New findings from Group-IB shed light on the payment structure within the Qilin ransomware-as-a-service (RaaS) scheme, revealing that ransomware affiliates receive a significant share of each ransom payment, ranging from 80% to 85%.
Group-IB managed to infiltrate the group in March 2023, leading to insights into the payment structure and inner workings of the RaaS program, thanks to a private conversation with a Qilin recruiter known online as Haise. The cybersecurity firm’s comprehensive report states that Qilin ransomware attacks are often tailored to each victim, maximizing their impact.
The threat actors utilize tactics such as changing the filename extensions of encrypted files and terminating specific processes and services to achieve this customization. Initially documented by Trend Micro in August 2022, Qilin, also known as Agenda, started as Go-based ransomware before transitioning to Rust in December 2022.

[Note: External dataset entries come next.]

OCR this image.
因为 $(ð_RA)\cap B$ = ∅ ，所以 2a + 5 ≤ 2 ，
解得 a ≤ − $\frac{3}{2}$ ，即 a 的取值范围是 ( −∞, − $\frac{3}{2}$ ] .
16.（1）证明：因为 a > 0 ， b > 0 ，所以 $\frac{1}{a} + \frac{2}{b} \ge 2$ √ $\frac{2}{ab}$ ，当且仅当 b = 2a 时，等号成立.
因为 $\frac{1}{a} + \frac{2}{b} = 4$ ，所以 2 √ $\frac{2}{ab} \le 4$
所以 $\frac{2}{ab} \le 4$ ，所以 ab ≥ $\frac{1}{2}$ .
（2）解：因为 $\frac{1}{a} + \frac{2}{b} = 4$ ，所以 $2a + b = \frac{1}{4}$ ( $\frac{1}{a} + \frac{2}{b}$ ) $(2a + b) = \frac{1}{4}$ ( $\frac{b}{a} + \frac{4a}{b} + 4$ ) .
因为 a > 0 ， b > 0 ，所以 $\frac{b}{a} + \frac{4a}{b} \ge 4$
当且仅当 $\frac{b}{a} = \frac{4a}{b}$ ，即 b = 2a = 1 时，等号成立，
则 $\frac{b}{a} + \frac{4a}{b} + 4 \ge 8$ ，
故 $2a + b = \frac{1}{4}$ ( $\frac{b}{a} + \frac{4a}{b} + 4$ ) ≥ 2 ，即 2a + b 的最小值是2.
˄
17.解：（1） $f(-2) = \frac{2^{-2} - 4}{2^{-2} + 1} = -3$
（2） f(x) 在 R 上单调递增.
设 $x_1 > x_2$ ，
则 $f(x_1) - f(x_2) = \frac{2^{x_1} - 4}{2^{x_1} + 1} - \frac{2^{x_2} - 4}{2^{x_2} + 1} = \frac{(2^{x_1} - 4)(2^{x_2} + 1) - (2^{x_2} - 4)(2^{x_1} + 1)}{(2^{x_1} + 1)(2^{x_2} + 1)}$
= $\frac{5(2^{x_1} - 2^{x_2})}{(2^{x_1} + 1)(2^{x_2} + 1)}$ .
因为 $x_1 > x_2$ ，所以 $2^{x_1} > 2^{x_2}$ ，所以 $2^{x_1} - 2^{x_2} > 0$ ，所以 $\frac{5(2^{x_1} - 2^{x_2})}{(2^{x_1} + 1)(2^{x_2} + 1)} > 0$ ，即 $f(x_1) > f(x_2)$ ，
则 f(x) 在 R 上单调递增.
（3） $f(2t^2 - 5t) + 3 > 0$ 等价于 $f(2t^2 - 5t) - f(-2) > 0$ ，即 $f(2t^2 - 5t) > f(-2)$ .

The adoption of Rust provides the threat actors with enhanced evasion detection capabilities and allows them to target Windows, Linux, and VMware ESXi servers. Phishing emails containing malicious links serve as the entry point for attacks, enabling initial access and subsequent encryption of sensitive data. The group follows a double extortion model, exfiltrating the data before encrypting it.
Qilin’s data leak portal on the dark web has exposed data from at least 12 different companies between July 2022 and May 2023. The victims span critical infrastructure, education, and healthcare sectors, located in various countries such as Australia, Brazil, Canada, Colombia, France, Japan, Netherlands, Serbia, the UK, and the US.
Qilin actors provide affiliates, recruited to identify targets and carry out attacks, with an administrative panel to manage different aspects of their operations effectively. The affiliate panel includes sections for configuring ransom notes, managing blog posts, creating accounts for team members, posting news updates, tracking payments, and accessing support and documentation.
While Qilin ransomware has gained notoriety for targeting critical sector companies, it poses a threat to organizations across all industries. The ransomware operator’s affiliate program not only expands its network but also equips affiliates with upgraded tools, techniques, and service delivery capabilities, according to security researcher Nikolay Kichatov.